Tuesday, June 15, 2010

Anybody have a few millions lines of Apache Log files they can share?

Anybody have a few millions lines of Apache Log files they can share? I am working on a lab/demo on InfiniDB and need a few millions lines of an Apache HTTPD log file. I no longer run any large websites and would rather use real data over creating something. I will sanitize your URL so you will be anonymous, so www.YourCompanyHere.com will end up as www.abc123.com or something similar.
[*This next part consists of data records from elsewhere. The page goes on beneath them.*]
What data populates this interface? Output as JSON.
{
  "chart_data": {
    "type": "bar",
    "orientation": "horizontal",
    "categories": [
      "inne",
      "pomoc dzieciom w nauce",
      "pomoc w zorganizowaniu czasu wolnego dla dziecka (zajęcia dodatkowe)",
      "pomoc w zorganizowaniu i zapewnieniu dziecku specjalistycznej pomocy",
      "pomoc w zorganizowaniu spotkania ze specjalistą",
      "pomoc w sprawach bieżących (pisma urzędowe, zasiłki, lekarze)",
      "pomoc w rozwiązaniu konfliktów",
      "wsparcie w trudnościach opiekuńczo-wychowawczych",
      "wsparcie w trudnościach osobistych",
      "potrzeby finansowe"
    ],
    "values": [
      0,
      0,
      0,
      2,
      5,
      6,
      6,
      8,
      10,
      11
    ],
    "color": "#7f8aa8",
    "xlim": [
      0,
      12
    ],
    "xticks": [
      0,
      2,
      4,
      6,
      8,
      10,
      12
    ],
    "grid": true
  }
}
The demo/lab will show how to load data into the columnar InfiniDB storage engine and run some analytics against the data. Please let me know if you can help.

4 comments:

Justin Swanhart said...

Hi Dave,

You might give the Apache Incubator project 'Olio' a look. It simulates a Web 2.0 type workload (ajax, etc) and can quickly create real logs from benchmark workflow activity.

Jeremy Cole said...

Hey Dave,

If you need a big bundle of easy to use data, I could recommend my FlightStats database. It is quite large -- the currently loaded dataset is ~47M ontime records, and a whole slew of supporting data. See: http://flightstats.us/

If you're interested in using it, I'd be happy to help out. Email me at jeremy@jcole.us.

Anonymous said...

Contact Mozilla, they are big log analyzers:

http://blog.mozilla.com/metrics/

Dave Stokes said...

Thanks Swany, Jeremy & Roland,

I was looking for Apache logs as they tend to be large and fairly ubiquitous. I will check out your recommendations. Thanks!